Credit market dynamics
Credit access is one mechanism that may allow households to smooth their consumption while experiencing income volatility. It allows for families to borrow now for expenses in the short term and pay for them in the future when they have a higher level of income. But at the household level, too much credit availability may have negative consequences. There is evidence that credit can be used as a cushion to smooth consumption, but also that credit directed toward debt may amplify macroeconomic business cycles.

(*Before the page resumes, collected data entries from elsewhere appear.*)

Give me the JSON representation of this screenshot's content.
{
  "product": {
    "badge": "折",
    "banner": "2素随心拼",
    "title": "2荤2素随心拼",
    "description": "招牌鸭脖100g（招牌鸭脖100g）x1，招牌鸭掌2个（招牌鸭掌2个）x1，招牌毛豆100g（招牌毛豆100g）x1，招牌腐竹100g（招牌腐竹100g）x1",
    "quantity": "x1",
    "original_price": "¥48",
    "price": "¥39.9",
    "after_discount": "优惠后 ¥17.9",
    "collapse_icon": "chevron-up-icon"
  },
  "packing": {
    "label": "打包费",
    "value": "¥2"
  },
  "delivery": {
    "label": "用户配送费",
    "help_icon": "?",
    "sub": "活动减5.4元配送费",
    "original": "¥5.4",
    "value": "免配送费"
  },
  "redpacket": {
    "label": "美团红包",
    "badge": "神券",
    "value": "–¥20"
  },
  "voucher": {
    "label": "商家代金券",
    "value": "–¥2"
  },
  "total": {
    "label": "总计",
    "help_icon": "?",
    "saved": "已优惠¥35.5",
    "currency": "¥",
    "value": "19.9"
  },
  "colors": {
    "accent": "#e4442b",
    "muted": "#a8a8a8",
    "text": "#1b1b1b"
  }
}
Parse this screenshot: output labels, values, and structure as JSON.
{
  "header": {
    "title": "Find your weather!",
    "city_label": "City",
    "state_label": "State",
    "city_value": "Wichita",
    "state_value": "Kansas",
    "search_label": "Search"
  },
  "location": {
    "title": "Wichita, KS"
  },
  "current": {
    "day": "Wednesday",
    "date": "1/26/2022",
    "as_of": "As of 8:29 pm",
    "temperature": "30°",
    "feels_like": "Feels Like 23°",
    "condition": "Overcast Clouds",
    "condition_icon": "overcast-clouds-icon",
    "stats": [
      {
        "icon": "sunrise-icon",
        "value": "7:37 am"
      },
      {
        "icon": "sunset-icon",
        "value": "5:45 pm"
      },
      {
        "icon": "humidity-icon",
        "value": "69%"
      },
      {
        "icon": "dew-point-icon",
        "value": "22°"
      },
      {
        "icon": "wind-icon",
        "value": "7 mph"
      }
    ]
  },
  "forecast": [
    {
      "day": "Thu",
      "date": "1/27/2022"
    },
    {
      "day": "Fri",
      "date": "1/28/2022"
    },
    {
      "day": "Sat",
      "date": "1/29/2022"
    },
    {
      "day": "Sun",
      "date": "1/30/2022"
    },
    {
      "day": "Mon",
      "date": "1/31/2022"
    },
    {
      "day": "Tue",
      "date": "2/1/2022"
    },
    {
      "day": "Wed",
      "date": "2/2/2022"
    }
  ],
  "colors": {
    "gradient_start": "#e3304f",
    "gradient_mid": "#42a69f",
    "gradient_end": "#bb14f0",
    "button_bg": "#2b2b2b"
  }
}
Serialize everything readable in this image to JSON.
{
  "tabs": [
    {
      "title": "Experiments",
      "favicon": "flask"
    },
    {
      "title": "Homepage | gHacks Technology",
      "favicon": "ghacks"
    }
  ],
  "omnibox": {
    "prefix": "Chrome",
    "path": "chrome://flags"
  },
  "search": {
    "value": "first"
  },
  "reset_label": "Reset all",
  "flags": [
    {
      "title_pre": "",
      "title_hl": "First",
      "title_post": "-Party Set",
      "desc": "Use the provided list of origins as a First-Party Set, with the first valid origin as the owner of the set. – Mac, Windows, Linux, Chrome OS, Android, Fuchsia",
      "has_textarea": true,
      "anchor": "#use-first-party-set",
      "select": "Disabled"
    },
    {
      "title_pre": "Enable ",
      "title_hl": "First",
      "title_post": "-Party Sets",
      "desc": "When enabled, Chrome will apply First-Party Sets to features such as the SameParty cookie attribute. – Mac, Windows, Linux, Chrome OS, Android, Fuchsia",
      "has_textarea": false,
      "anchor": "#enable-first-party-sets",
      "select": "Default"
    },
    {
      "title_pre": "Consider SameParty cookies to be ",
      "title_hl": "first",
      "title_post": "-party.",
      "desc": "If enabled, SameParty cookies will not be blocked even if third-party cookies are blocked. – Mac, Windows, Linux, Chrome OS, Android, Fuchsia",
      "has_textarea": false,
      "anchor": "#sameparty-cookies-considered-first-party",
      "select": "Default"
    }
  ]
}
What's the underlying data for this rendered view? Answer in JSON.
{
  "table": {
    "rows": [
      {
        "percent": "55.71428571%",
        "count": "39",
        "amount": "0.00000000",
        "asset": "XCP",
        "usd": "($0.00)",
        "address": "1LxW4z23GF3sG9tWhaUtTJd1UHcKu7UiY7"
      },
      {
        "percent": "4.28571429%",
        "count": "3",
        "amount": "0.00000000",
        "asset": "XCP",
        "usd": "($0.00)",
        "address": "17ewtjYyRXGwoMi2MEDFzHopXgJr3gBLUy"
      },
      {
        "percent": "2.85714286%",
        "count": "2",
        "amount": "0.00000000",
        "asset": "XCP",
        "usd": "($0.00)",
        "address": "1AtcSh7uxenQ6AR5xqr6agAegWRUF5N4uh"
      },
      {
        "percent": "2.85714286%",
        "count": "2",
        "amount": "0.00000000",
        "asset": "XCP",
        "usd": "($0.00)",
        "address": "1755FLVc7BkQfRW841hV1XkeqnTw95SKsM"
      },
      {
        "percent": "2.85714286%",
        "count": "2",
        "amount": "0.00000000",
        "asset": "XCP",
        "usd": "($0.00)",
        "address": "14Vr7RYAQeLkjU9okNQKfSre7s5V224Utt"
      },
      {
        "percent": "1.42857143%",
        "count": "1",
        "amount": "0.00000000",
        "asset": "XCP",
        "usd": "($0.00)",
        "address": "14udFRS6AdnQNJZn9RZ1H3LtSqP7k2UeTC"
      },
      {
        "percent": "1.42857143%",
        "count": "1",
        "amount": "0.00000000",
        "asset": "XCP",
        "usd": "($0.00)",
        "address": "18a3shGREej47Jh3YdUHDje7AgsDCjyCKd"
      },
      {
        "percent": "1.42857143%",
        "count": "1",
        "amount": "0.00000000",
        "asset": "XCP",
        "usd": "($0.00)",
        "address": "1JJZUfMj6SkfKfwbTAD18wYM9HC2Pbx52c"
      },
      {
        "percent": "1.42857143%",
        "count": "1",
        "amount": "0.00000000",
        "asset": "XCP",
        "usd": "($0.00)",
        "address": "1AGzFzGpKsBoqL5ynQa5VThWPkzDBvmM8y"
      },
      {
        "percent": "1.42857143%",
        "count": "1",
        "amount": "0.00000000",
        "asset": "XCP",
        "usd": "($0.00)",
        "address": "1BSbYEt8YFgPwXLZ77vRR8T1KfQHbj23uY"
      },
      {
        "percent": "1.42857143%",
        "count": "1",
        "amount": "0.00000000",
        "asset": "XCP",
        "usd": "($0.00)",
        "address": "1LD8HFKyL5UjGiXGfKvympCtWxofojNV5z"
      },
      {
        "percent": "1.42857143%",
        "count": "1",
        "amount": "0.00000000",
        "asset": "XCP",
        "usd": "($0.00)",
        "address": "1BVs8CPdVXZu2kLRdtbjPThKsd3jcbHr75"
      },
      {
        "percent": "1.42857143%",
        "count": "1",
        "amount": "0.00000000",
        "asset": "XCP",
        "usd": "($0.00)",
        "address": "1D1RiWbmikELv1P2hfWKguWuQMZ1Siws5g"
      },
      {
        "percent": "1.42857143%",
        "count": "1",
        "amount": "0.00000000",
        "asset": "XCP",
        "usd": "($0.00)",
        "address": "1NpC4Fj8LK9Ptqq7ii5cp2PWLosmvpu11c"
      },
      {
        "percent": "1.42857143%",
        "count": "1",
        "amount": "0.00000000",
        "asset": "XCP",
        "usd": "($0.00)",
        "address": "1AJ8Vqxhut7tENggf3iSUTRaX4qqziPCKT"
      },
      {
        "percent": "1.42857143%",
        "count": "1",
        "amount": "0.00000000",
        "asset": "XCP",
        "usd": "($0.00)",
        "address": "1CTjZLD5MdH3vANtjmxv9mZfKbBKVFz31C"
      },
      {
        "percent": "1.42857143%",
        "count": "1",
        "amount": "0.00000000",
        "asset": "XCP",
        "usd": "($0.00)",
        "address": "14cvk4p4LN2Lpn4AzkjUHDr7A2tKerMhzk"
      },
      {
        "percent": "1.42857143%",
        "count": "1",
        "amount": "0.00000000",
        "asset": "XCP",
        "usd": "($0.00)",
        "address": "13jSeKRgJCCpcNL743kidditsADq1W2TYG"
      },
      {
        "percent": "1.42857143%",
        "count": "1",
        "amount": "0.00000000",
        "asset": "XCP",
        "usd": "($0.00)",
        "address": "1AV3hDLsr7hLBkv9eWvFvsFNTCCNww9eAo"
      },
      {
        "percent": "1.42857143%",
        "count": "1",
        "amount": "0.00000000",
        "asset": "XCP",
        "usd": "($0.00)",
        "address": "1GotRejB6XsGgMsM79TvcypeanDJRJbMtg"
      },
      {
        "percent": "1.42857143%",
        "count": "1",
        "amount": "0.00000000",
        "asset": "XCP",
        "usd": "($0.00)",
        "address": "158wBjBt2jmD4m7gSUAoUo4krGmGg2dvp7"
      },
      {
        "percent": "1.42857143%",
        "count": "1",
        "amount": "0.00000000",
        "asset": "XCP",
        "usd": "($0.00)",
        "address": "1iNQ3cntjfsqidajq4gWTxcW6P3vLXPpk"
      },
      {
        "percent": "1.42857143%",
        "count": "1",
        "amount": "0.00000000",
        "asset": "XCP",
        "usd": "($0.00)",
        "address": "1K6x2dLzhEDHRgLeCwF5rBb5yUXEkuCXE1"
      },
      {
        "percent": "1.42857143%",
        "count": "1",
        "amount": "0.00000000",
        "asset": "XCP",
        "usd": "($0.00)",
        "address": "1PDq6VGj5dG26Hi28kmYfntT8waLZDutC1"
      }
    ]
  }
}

Recent research demonstrates that when the unemployed have the ability to take out more revolving credit they are able to search for a new job longer and as a result find a better job match.49 Recent studies also show that lifting credit constraints on displaced workers to increase their credit limit by 10 percent of their prior annual earnings allows individuals to take 0.15 weeks to 3 weeks longer to find a job—and when they do find work, they receive higher earnings and work at more productive firms.50 These findings suggest that credit access for those with high levels of credit constraints and low access can help workers attain better labor market outcomes. All else being equal, these outcomes in the labor market increase productivity and overall economic output to help sustain strong economic growth.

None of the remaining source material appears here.